In this ongoing pandemic, I have written for many different forms of theater. I started taking sketch writing courses at the Upright Citizens Brigade in the fall of 2019, imagining that most everything I wrote would go up on their stage. By the time I finished them, they no longer had a stage, and our final show was performed on Zoom. In one of my sketches, the heroine of “The Yellow Wallpaper” solved her problems by changing her Zoom background to a party. In the intervening time, I have not only written for stage and for zoom, but for hybrids of the two, accounting for performers, such as myself, who can’t perform in person. These past few years have shown me that what theater can be is malleable. Whatever shape it’s molded into, I want to write for it. And I truly hope that the theater industry can hold a place for immunocompromised and disabled theater makers who cannot commit to the inherently hazardous conditions of working in person during Covid.

Stephen Fruchtman

Artistic Statement

Jim Hellwig, known as The Ultimate Warrior in the toxic world of pro wrestling, couldn’t get work for 15 years because he was too toxic himself. In that time, he was a conservative speaker. In ‘05, at The University of Connecticut, he told someone who objected to his homophobia that “queering doesn’t make the world work.” Now, Hellwig is dead and the cishet world is fucked; let’s queer it up. In the scripted entertainment industries where every character is assumed to be default male, I strive to up non-binary representation, and to make roles gender neutral and/or specifically non-male wherever possible in order to un-quo the status just a little.

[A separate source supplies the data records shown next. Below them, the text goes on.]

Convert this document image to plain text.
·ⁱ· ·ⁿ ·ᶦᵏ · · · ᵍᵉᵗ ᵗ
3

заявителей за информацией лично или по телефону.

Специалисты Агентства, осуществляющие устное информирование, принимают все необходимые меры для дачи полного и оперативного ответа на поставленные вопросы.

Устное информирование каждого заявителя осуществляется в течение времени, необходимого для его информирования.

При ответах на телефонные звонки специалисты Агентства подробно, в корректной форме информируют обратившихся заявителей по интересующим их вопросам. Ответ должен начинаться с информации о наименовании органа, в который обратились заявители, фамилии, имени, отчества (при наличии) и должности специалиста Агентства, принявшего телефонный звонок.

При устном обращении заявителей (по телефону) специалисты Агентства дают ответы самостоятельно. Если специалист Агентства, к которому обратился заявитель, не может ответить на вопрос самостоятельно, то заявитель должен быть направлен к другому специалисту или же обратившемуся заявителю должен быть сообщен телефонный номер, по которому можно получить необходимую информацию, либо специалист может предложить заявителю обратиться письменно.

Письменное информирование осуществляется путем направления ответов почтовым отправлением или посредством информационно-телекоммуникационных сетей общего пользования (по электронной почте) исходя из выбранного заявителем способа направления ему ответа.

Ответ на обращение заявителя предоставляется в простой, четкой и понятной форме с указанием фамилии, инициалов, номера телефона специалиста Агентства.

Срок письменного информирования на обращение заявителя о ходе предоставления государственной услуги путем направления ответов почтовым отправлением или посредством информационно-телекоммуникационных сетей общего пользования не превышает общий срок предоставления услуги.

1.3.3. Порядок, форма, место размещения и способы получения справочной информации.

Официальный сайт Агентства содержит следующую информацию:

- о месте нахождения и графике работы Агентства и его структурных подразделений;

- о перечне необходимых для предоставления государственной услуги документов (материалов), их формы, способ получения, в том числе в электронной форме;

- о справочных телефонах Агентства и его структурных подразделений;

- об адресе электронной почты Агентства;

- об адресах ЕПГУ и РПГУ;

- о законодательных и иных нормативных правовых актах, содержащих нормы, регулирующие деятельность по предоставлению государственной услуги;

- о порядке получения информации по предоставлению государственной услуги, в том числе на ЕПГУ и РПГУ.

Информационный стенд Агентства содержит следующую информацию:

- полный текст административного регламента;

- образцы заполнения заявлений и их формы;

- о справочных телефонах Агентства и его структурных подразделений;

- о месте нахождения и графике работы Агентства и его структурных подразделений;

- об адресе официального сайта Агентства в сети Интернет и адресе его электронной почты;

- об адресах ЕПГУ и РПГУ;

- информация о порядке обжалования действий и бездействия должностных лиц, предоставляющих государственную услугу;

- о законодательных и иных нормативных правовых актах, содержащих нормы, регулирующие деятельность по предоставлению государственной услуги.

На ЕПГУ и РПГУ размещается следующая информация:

I am also proudly Jewish. I haven’t been in a temple outside of playing Daddy Warbucks in a shul production of Annie in more than 20 years. I worship at the altar of Scrabble, Chinese food and Groucho Marx, who was the subject of my NYU Thesis play. He nearly visited the set of The Exorcist. It’s a long story that I’m happy to tell you if we work together. Judaism is a common theme in my work, and fighting christian supremacy has been a concern to me these past 6 years for some reason. In my recent play The Cohens in Covid, which was produced at the Fall/Winterfest, I address the prevalence of white supremacy within the Jewish community. It’s like a matryoshka doll of bigotry.

Additionally, I may be a tiny bit of a giant geek. A shocking revelation coming from someone who started their artistic statement writing about wrestling and not even in the context of Chad Deity. I am oft inspired by pop culture and by the surrounding fandomst, which have their own problems with white christian cis-het male supremacy. I’ve written plays, including both of my MFA thesis candidates, that deal with QAnon, Gamergate and incels (but I repeat myself), because I am too terminally online to not do that, and my doomscrolling can’t have been in vain. In my one act play, “No DeLorean,” a trio of nerds invent time travel, at great and perpetual risk to the universe, not for any humanitarian purposes or for Hitler killing, but to get Back to the Future the Oscars it deserves.

In this ongoing pandemic, I have written for many different forms of theater. I started taking sketch writing courses at the Upright Citizens Brigade in the fall of 2019, imagining that most everything I wrote would go up on their stage. By the time I finished them, they no longer had a stage, and our final show was performed on Zoom. In one of my sketches, the heroine of “The Yellow Wallpaper” solved her problems by changing her Zoom background to a party. In the intervening time, I have not only written for stage and for zoom, but for hybrids of the two, accounting for performers, such as myself, who can’t perform in person. These past few years have shown me that what theater can be is malleable. Whatever shape it’s molded into, I want to write for it. And I truly hope that the theater industry can hold a place for immunocompromised and disabled theater makers who cannot commit to the inherently hazardous conditions of working in person during Covid.